Lieu magique, l'atelier-appartement de Valadon, bien que reconstitué, semble avoir traversé le temps et s'ouvrir tel qu'il était quand Suzanne, son fils et son mari y vivaient.
C'est que les humains laissent des traces de leur passage. Leur parfum, leurs rêves, leurs gestes, leurs angoisses ou leurs joies ont la vie dure et continuent d'imprégner l'atmosphère...
Chacun de nous a fait cette expérience d'être saisi d'émotion devant un paysage ou un lieu sans comprendre pourquoi.
Combien d'années Suzanne Valadon a t-elle vécu ici?
En cet endroit de Montmartre qu'elle aimait et qu'elle peignit maintes fois dans la clarté du printemps...
Sa liaison de trois mois avec Erik Satie, fou amoureux d'elle lui permit de rencontrer un ami du compositeur, Paul Moussis, un agent de change qu'elle épousa en 1896...
Le couple choisit de vivre rue Cortot sans s'encombrer du garçon que Suzanne avait mis au monde en 1883 (elle avait 18 ans).
Ce fils (Maurice Utrillo) fera quelques séjours chez sa mère mais sera élevé par sa grand-mère Madeleine.
En 1905, Suzanne et son mari changent d'adresse. Quelques années plus tard, ils divorcent (1911) et après quelques mois passés impasse de Guelma (aujourd'hui villa de Guelma) Suzanne revient vivre rue Cortot où l'atelier et le petit appartement sont libres, Emile Bernard qui les occupait, ayant déménagé.
Elle n'est pas seule. Elle est tombée amoureuse d'André Utter, plus jeune qu'elle d'une vingtaine d'années et qui est l'ami de son fils.
De 1912 à 1926, elle vit ses années heureuses et tourmentées à la fois avec celui qu'elle épouse en 1914 et son fils qui habite avec eux rue Cortot.

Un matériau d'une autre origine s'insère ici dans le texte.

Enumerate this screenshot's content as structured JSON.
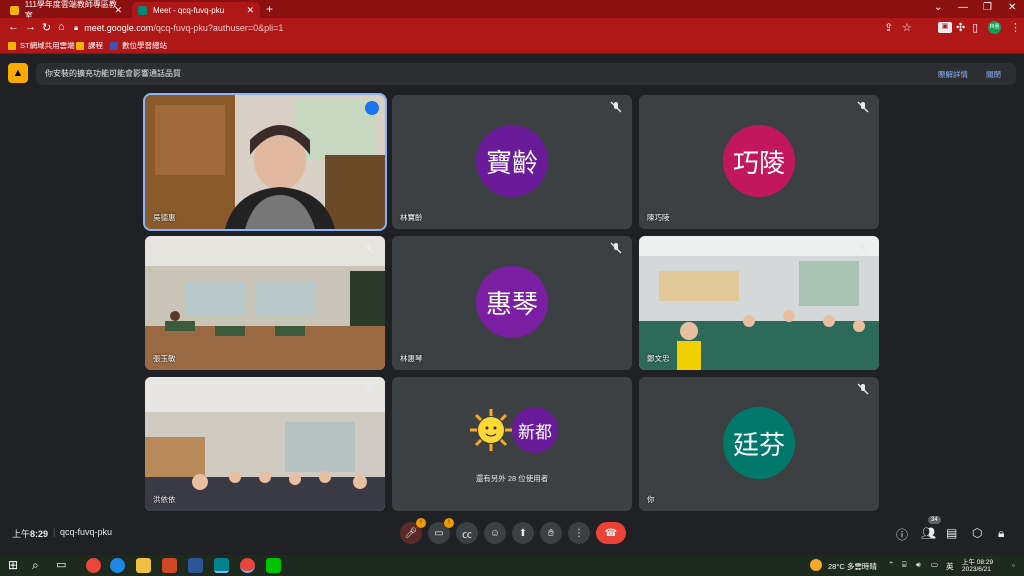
{
  "browser": {
    "tabs": [
      {
        "title": "111學年度雲端教師專區教室",
        "active": false
      },
      {
        "title": "Meet - qcq-fuvq-pku",
        "active": true
      }
    ],
    "url_host": "meet.google.com",
    "url_path": "/qcq-fuvq-pku?authuser=0&pli=1",
    "bookmarks": [
      "ST網域共用雲端",
      "課程",
      "數位學習總站"
    ],
    "profile_label": "林惠"
  },
  "banner": {
    "text": "你安裝的擴充功能可能會影響通話品質",
    "details_link": "瞭解詳情",
    "close_link": "關閉"
  },
  "tiles": [
    {
      "name": "吳德惠",
      "type": "video",
      "speaking": true
    },
    {
      "name": "林寶齡",
      "type": "avatar",
      "initials": "寶齡",
      "color": "#6a1b9a"
    },
    {
      "name": "陳巧陵",
      "type": "avatar",
      "initials": "巧陵",
      "color": "#c2185b"
    },
    {
      "name": "張玉敏",
      "type": "video"
    },
    {
      "name": "林惠琴",
      "type": "avatar",
      "initials": "惠琴",
      "color": "#7b1fa2"
    },
    {
      "name": "鄭文忠",
      "type": "video"
    },
    {
      "name": "洪依依",
      "type": "video"
    },
    {
      "name": "",
      "type": "others",
      "initials": "新都",
      "text": "還有另外 28 位使用者"
    },
    {
      "name": "你",
      "type": "avatar",
      "initials": "廷芬",
      "color": "#00796b"
    }
  ],
  "bottom": {
    "time_prefix": "上午",
    "time": "8:29",
    "meeting_code": "qcq-fuvq-pku",
    "participant_count": "34",
    "badge_mic": "!",
    "badge_cam": "!"
  },
  "taskbar": {
    "weather": "28°C  多雲時晴",
    "ime": "英",
    "clock_time": "上午 08:29",
    "clock_date": "2023/6/21"
  }
}
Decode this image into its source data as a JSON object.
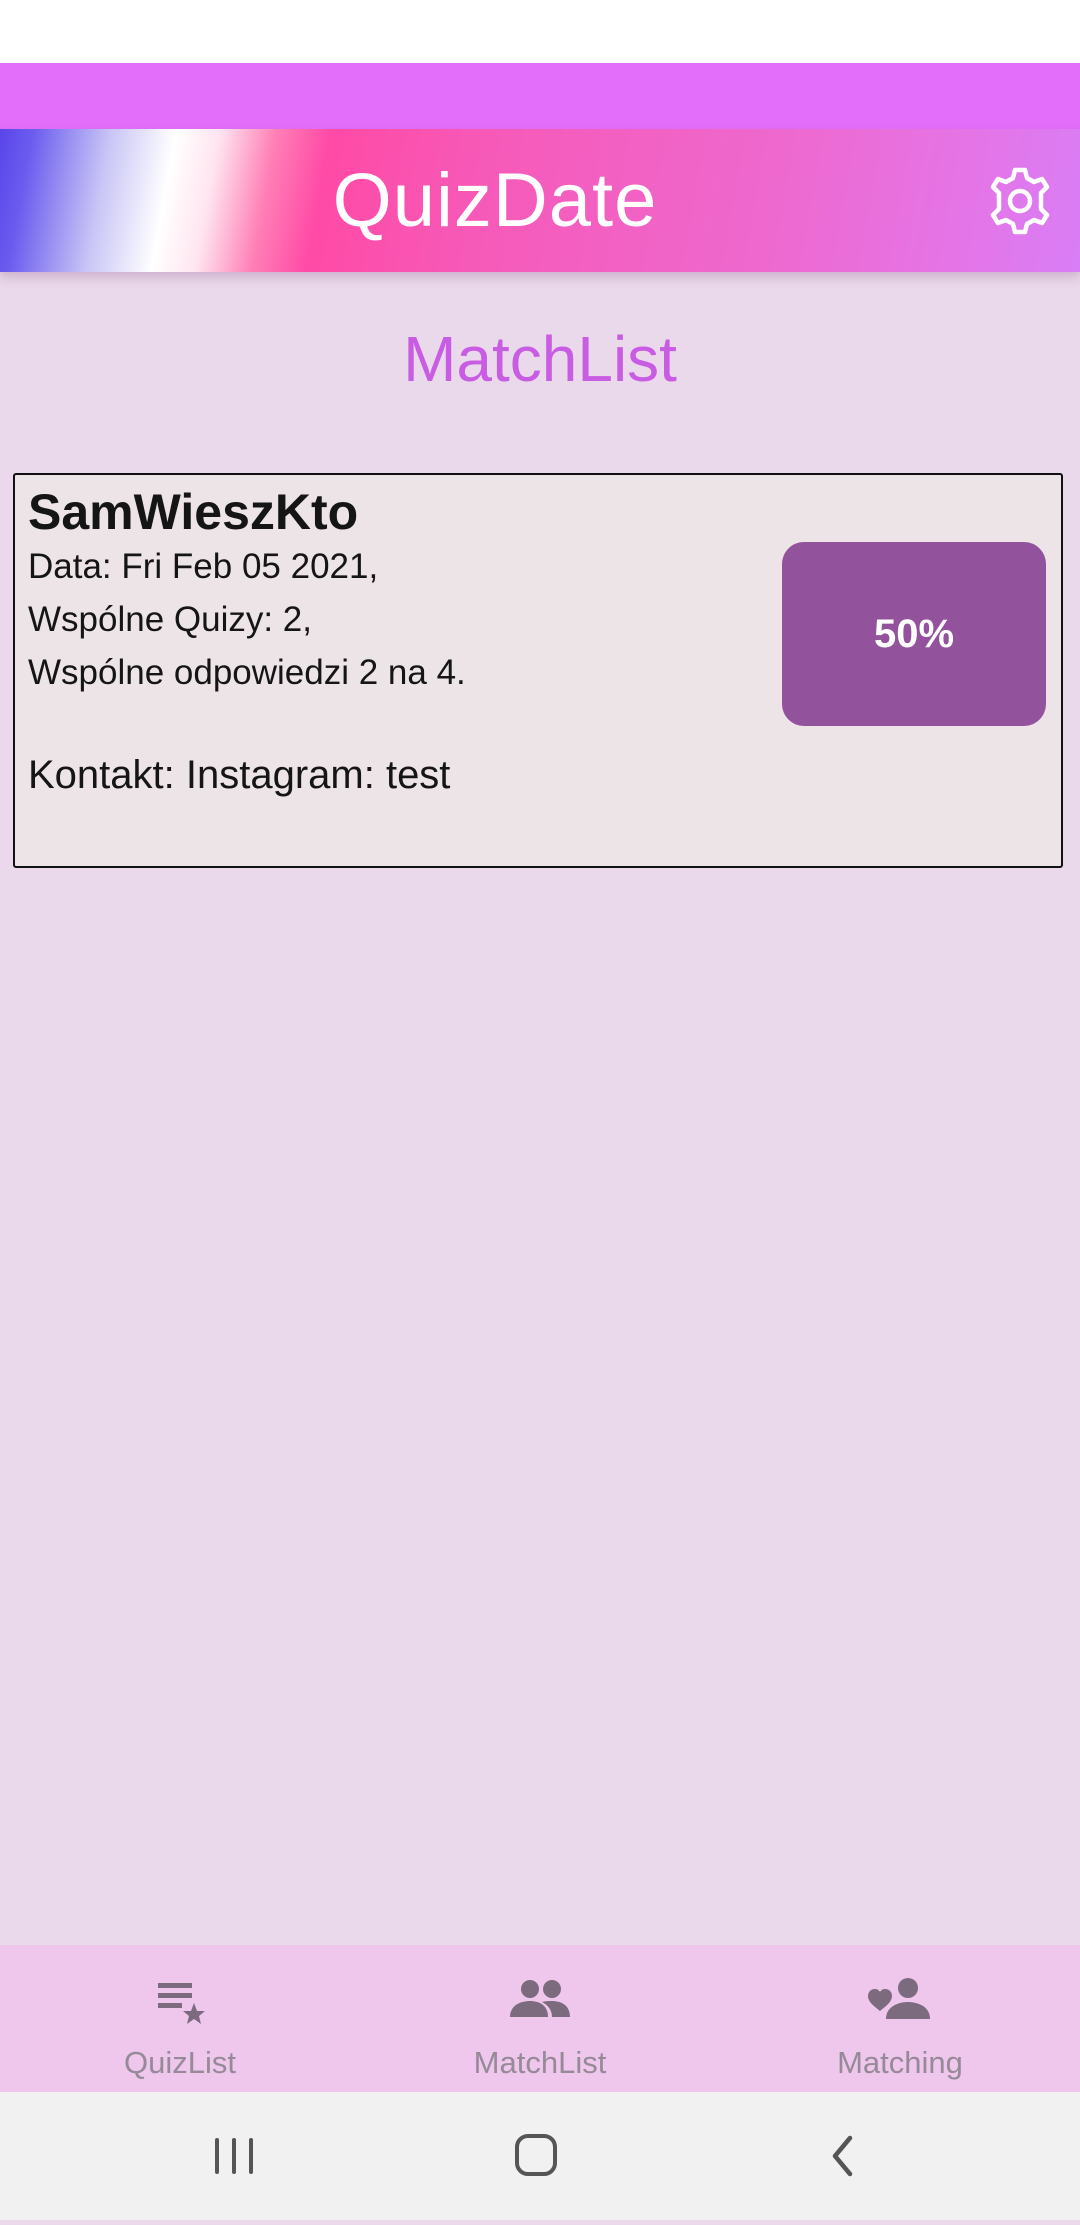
{
  "app_bar": {
    "title": "QuizDate",
    "settings_icon": "gear-icon"
  },
  "page": {
    "title": "MatchList"
  },
  "matches": [
    {
      "name": "SamWieszKto",
      "date_line": "Data: Fri Feb 05 2021,",
      "quizzes_line": "Wspólne Quizy: 2,",
      "answers_line": "Wspólne odpowiedzi 2 na 4.",
      "contact": "Kontakt: Instagram: test",
      "score": "50%"
    }
  ],
  "bottom_nav": {
    "items": [
      {
        "label": "QuizList",
        "icon": "playlist-star-icon"
      },
      {
        "label": "MatchList",
        "icon": "people-icon"
      },
      {
        "label": "Matching",
        "icon": "person-heart-icon"
      }
    ]
  },
  "system_nav": {
    "recents_icon": "recents-icon",
    "home_icon": "home-icon",
    "back_icon": "back-icon"
  },
  "colors": {
    "page_background": "#ead9ea",
    "accent_title": "#c85ce3",
    "score_badge": "#93529c",
    "bottom_nav_bg": "#efc6ec",
    "nav_icon": "#7c6b7e"
  }
}
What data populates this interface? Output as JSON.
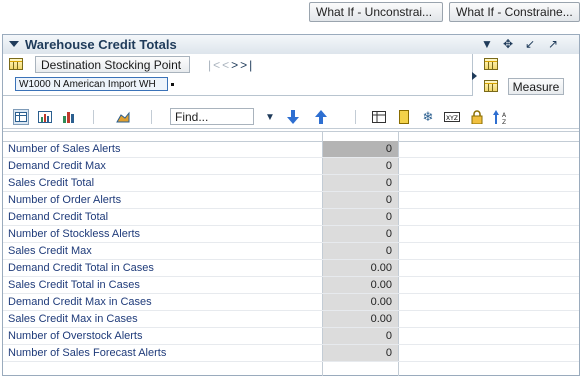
{
  "top_buttons": [
    {
      "label": "What If - Unconstrai..."
    },
    {
      "label": "What If - Constraine..."
    }
  ],
  "panel": {
    "title": "Warehouse Credit Totals",
    "header_icons": [
      "dropdown-arrow-icon",
      "move-icon",
      "minimize-icon",
      "maximize-icon"
    ]
  },
  "pivot": {
    "dimension_label": "Destination Stocking Point",
    "member": "W1000 N American Import WH",
    "nav": [
      "|<",
      "<",
      ">",
      ">|"
    ],
    "measure_label": "Measure"
  },
  "toolbar": {
    "find_placeholder": "Find...",
    "icons": [
      "table-view-icon",
      "chart-table-icon",
      "chart-icon",
      "area-chart-icon",
      "find-dropdown-icon",
      "move-down-icon",
      "move-up-icon",
      "column-select-icon",
      "freeze-icon",
      "snowflake-icon",
      "xyz-icon",
      "lock-icon",
      "sort-icon"
    ]
  },
  "rows": [
    {
      "label": "Number of Sales Alerts",
      "value": "0"
    },
    {
      "label": "Demand Credit Max",
      "value": "0"
    },
    {
      "label": "Sales Credit Total",
      "value": "0"
    },
    {
      "label": "Number of Order Alerts",
      "value": "0"
    },
    {
      "label": "Demand Credit Total",
      "value": "0"
    },
    {
      "label": "Number of Stockless Alerts",
      "value": "0"
    },
    {
      "label": "Sales Credit Max",
      "value": "0"
    },
    {
      "label": "Demand Credit Total in Cases",
      "value": "0.00"
    },
    {
      "label": "Sales Credit Total in Cases",
      "value": "0.00"
    },
    {
      "label": "Demand Credit Max in Cases",
      "value": "0.00"
    },
    {
      "label": "Sales Credit Max in Cases",
      "value": "0.00"
    },
    {
      "label": "Number of Overstock Alerts",
      "value": "0"
    },
    {
      "label": "Number of Sales Forecast Alerts",
      "value": "0"
    }
  ]
}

L'appartement et l'atelier que nous voyons aujourd'hui sont tels que nous les montrent les photos prises quand "le trio diabolique" y vivait.
Les pièces d'habitation étroites et assombries par un papier peint à fleurs contrastent avec la luminosité de l'atelier. Une petite chambre a été reconstituée sur la rue. c'est celle qu'occupait Utrillo.
La fenêtre a gardé les barreaux qui empêchaient le peintre de jeter dans la rue de trop gros objets et lui évitait la tentation, lors de ses crises, de se jeter lui-même!
Sur le lit un nounours rappelle l'enfance difficile d'Utrillo qui avait souffert de l'absence d'une mère qu'il vénérait.
Une toile sur le mur date de sa "période blanche" la plus créatrice et sans doute la plus belle...
En 1926 Suzanne Valadon se sépare d'Utter et quitte la rue Cortot pour habiter avenue Junot dans la maison achetée par son fils.
Elle a encore douze années à vivre pendant lesquelles elle passera souvent devant son ancien atelier et pensera avec nostalgie aux années passées...
Quelques cadres avec des photos sur les murs ou la cheminée de l'appartement donnent l'illusion qu'il est toujours habité.
Ce sont des photos de Suzanne dans sa jeunesse, de la mère et de son fils...
Photos du passé, images qui ne veulent pas mourir...
Les souvenirs sont les battements de cœur du présent...
Et Dieu sait qu'il bat fort le cœur de Montmartre!